Among the GC contenders, there is a huge variation in form and their raison d'être in Spain: just because one can ride GC doesn't mean they will, or have the urge to. As for the rest, many have announced a change of team or are in search for a new one, or are preparing for the upcoming road world championships in Innsbruck, Austria, which begins a week after the end of the Vuelta, making outfits less cohesive than at the Giro d'Italia or Tour de France.
Five days before the start in Malaga, Richie Porte made it abundantly clear his form was a mystery, unlike the whereabouts of his team for the next two years (Read: Porte confirms move to Trek-Segafredo): "I would like to do well in my last Grand Tour for BMC Racing Team but you never know where your form is when you haven't had an ideal run into a race," he said.
"After crashing out of the Tour de France, I had to have some time off and it took me a while to get back to work due to my injuries. I have put in some good training since then but I won't be lining up in the shape I was in before the Tour de France."
Added the 33-year-old Tasmanian: "There's definitely also a carrot dangling in front of me at the Vuelta with the UCI World Championships being a climber's course, so it will be good preparation for that."
The bookmakers weren't convinced, calling Porte's bluff as to his real motives. "Richie Porte is down with the bookies as the outright favourite for the Vuelta a España overall title," read Cycling Weekly the following day, "despite having never won a Grand Tour and having not finished one since 2016. His shortest odds are 5/2 but you can get him at 3/1 from some bookmakers."
On the eve of the race he got hit with tummy troubles, compounding his woe since Stage 9 of the Tour, and was forced to miss the team presentation. Yet that was still not enough for a large cohort of the punditry. I mean, what's a man gotta do to tell you he's not riding GC? Go to the team prez and poo in his bib shorts while conducting a live interview?!
Finishing midway in the pack in the time trial opener, 51 seconds adrift of team-mate Rohan Dennis who won the stage, it was not till the first road leg to Caminito del Rey that the beleaguered Porte shed his favourite status, finishing in the last group on the road, 13'31" behind stage winner Alejandro Valverde of Movistar.
Vincenzo Nibali (Bahrain-Merida) was another who didn't disguise his overall ambitions. He too crashed out of the Tour and required back surgery after incurring the wrath of a spectator's camera strap on Alpe d'Huez, having not raced since the incident. "A successful Vuelta for me would mean being a protagonist in some nice stages as I'm still in a recovery process," burbled The Shark of Messina the day Cycling Weekly published its story on the bookies' favourites. "It's hard for me to think of the overall classification with so few days of training behind me. Ideally, for me personally, I'd love to win stages in the last week of racing."
While paying nowhere near the odds of Porte, last year's runner-up was nonetheless awarded roughly the same pre-race odds as Fabio Aru (UAE Team Emirates) and Rigoberto Uran (EF Education First-Drapac).
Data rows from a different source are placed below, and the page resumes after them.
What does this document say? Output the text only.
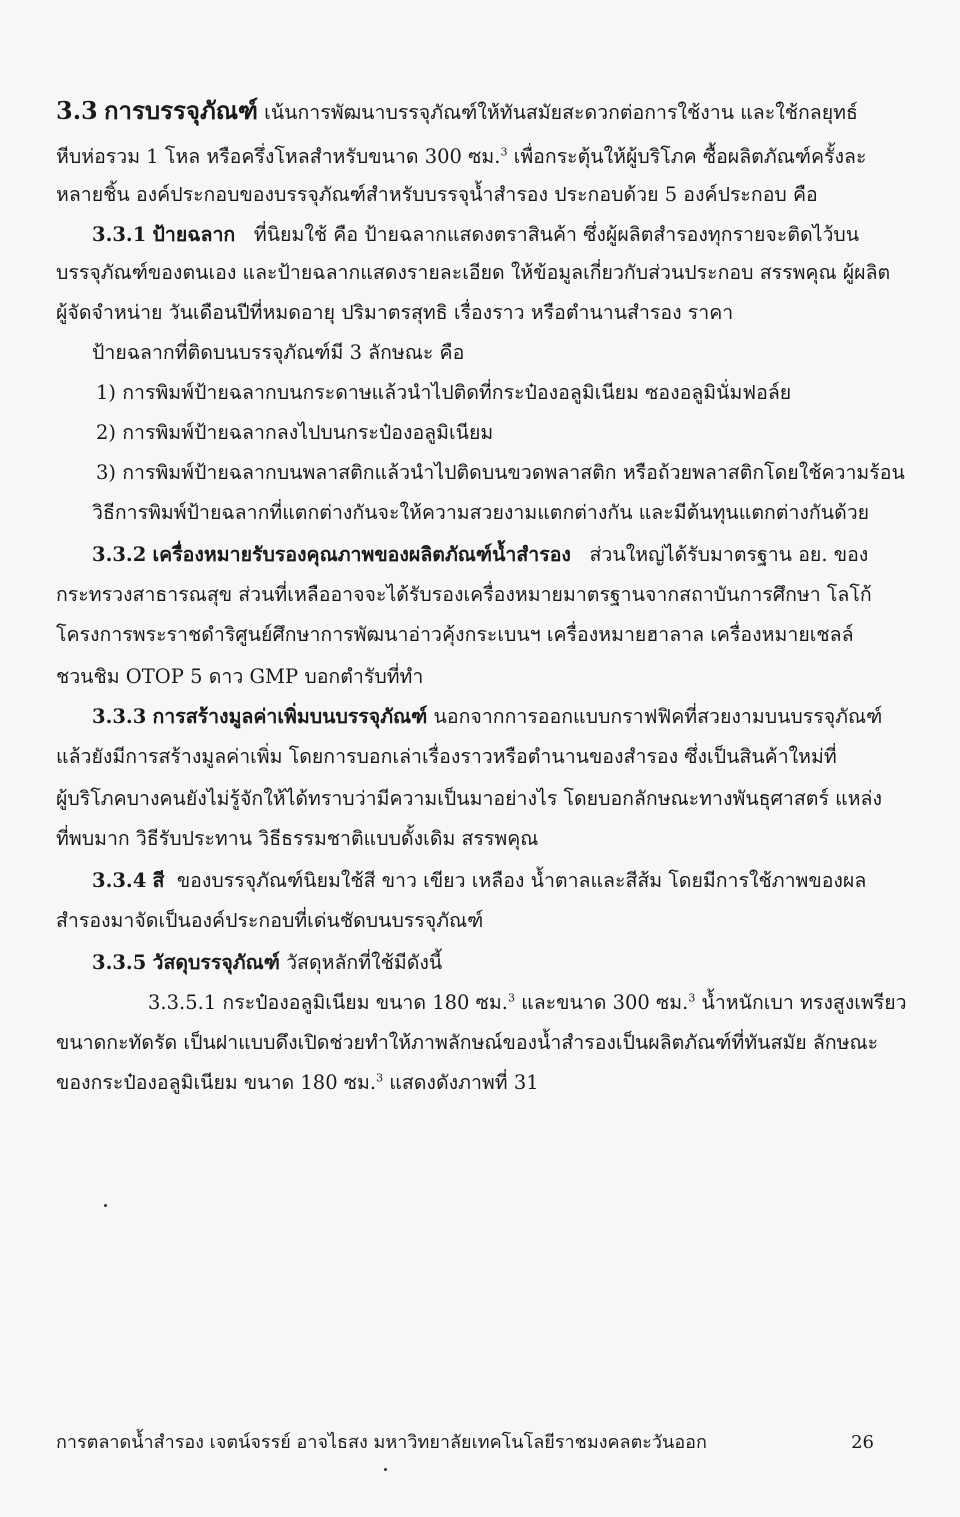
3.3 การบรรจุภัณฑ์ เน้นการพัฒนาบรรจุภัณฑ์ให้ทันสมัยสะดวกต่อการใช้งาน และใช้กลยุทธ์
หีบห่อรวม 1 โหล หรือครึ่งโหลสำหรับขนาด 300 ซม.$^3$ เพื่อกระตุ้นให้ผู้บริโภค ซื้อผลิตภัณฑ์ครั้งละ
หลายชิ้น องค์ประกอบของบรรจุภัณฑ์สำหรับบรรจุน้ำสำรอง ประกอบด้วย 5 องค์ประกอบ คือ
3.3.1 ป้ายฉลาก ที่นิยมใช้ คือ ป้ายฉลากแสดงตราสินค้า ซึ่งผู้ผลิตสำรองทุกรายจะติดไว้บน
บรรจุภัณฑ์ของตนเอง และป้ายฉลากแสดงรายละเอียด ให้ข้อมูลเกี่ยวกับส่วนประกอบ สรรพคุณ ผู้ผลิต
ผู้จัดจำหน่าย วันเดือนปีที่หมดอายุ ปริมาตรสุทธิ เรื่องราว หรือตำนานสำรอง ราคา
ป้ายฉลากที่ติดบนบรรจุภัณฑ์มี 3 ลักษณะ คือ
1) การพิมพ์ป้ายฉลากบนกระดาษแล้วนำไปติดที่กระป๋องอลูมิเนียม ซองอลูมินั่มฟอล์ย
2) การพิมพ์ป้ายฉลากลงไปบนกระป๋องอลูมิเนียม
3) การพิมพ์ป้ายฉลากบนพลาสติกแล้วนำไปติดบนขวดพลาสติก หรือถ้วยพลาสติกโดยใช้ความร้อน
วิธีการพิมพ์ป้ายฉลากที่แตกต่างกันจะให้ความสวยงามแตกต่างกัน และมีต้นทุนแตกต่างกันด้วย
3.3.2 เครื่องหมายรับรองคุณภาพของผลิตภัณฑ์น้ำสำรอง ส่วนใหญ่ได้รับมาตรฐาน อย. ของ
กระทรวงสาธารณสุข ส่วนที่เหลืออาจจะได้รับรองเครื่องหมายมาตรฐานจากสถาบันการศึกษา โลโก้
โครงการพระราชดำริศูนย์ศึกษาการพัฒนาอ่าวคุ้งกระเบนฯ เครื่องหมายฮาลาล เครื่องหมายเชลล์
ชวนชิม OTOP 5 ดาว GMP บอกตำรับที่ทำ
3.3.3 การสร้างมูลค่าเพิ่มบนบรรจุภัณฑ์ นอกจากการออกแบบกราฟฟิคที่สวยงามบนบรรจุภัณฑ์
แล้วยังมีการสร้างมูลค่าเพิ่ม โดยการบอกเล่าเรื่องราวหรือตำนานของสำรอง ซึ่งเป็นสินค้าใหม่ที่
ผู้บริโภคบางคนยังไม่รู้จักให้ได้ทราบว่ามีความเป็นมาอย่างไร โดยบอกลักษณะทางพันธุศาสตร์ แหล่ง
ที่พบมาก วิธีรับประทาน วิธีธรรมชาติแบบดั้งเดิม สรรพคุณ
3.3.4 สี ของบรรจุภัณฑ์นิยมใช้สี ขาว เขียว เหลือง น้ำตาลและสีส้ม โดยมีการใช้ภาพของผล
สำรองมาจัดเป็นองค์ประกอบที่เด่นชัดบนบรรจุภัณฑ์
3.3.5 วัสดุบรรจุภัณฑ์ วัสดุหลักที่ใช้มีดังนี้
3.3.5.1 กระป๋องอลูมิเนียม ขนาด 180 ซม.$^3$ และขนาด 300 ซม.$^3$ น้ำหนักเบา ทรงสูงเพรียว
ขนาดกะทัดรัด เป็นฝาแบบดึงเปิดช่วยทำให้ภาพลักษณ์ของน้ำสำรองเป็นผลิตภัณฑ์ที่ทันสมัย ลักษณะ
ของกระป๋องอลูมิเนียม ขนาด 180 ซม.$^3$ แสดงดังภาพที่ 31
การตลาดน้ำสำรอง เจตน์จรรย์ อาจไธสง มหาวิทยาลัยเทคโนโลยีราชมงคลตะวันออก	26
The day Valverde won, the Sicilian lost a touch over four minutes while the latter pair is nicely placed at 19th and 20th overall, 47 and 48 seconds adrift of race leader Michal Kwiatkowski (Team Sky).
When it comes to honesty and credibility, relative to some of your low life bookmakers who would sell their own mother if they could, Porte and Nibali have got it in spades, so you've only got yourself to blame if you put any more than a dollar dazzler on either finishing first in Madrid on September 16.
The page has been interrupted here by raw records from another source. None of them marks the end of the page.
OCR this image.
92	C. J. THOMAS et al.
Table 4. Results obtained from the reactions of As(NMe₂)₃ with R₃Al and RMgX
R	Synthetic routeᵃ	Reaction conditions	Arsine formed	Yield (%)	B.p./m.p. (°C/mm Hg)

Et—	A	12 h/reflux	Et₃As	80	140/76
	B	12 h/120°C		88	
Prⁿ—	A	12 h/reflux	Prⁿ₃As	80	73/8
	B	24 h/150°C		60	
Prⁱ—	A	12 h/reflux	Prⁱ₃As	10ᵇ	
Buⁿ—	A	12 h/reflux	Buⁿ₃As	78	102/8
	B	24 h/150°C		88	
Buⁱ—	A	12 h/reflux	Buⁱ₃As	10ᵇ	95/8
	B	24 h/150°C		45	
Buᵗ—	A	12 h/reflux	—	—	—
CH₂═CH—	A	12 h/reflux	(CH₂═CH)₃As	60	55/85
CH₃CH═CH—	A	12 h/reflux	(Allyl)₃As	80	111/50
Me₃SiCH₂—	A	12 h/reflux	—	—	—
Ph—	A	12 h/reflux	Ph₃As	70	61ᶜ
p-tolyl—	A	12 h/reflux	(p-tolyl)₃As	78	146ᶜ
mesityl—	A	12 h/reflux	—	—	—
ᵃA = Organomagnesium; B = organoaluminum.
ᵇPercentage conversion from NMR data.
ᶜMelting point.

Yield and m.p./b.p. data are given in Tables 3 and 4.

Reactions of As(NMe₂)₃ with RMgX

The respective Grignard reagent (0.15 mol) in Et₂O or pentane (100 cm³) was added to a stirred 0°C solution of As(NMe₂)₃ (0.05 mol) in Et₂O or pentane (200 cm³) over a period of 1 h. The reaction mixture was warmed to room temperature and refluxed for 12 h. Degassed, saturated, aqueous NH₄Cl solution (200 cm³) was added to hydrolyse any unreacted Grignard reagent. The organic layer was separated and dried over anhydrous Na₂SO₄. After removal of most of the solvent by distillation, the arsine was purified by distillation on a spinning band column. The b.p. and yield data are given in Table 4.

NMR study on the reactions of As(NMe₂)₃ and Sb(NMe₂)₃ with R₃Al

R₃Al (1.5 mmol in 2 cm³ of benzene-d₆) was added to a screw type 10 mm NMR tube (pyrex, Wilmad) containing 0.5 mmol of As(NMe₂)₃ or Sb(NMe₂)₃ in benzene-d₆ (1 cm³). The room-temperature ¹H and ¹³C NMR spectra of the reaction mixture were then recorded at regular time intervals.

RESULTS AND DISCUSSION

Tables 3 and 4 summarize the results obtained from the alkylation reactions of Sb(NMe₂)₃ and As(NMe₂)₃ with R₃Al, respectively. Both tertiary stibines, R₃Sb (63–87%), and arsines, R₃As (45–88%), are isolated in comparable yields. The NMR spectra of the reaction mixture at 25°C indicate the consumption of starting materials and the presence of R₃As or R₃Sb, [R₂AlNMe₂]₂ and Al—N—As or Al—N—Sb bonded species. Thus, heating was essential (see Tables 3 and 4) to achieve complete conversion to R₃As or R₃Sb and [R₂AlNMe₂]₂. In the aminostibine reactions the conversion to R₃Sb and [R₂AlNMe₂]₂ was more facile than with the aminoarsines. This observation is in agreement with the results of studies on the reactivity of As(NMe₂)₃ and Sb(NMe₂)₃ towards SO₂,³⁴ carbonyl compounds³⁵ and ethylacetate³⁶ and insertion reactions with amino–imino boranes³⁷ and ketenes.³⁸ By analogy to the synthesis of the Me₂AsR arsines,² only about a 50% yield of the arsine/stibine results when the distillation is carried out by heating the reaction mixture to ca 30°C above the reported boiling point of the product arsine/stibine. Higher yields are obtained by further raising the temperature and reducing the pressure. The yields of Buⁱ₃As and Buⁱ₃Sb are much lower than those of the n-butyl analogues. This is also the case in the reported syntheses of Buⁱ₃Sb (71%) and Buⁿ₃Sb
The Vuelta parcours is also notorious for not allowing riders aiming for GC to ease their way into condition or contention: the first nine days include three medium mountain stages and, on day nine, before the first rest day, a high mountain test to La Covatilla, 1,965 metres above sea level and after 15.3 kilometres' ascending. And as you may have seen on Stage 2, even those marked 'flat' by organisers Unipublic can be anything but: in Caminito del Rey only Valverde and Kwiatkowski finished on the same time; behind them, a group of 10, then a group of 15, then 1, then 5, then 1, then 2 and so on and so on.
Maybe not decisive, but certainly selective. Reports are that the weather's as hot as it's ever been this summer in Spain, and just like the race for the final Grand Tour crown this season, it's unlikely to abate till Madrid.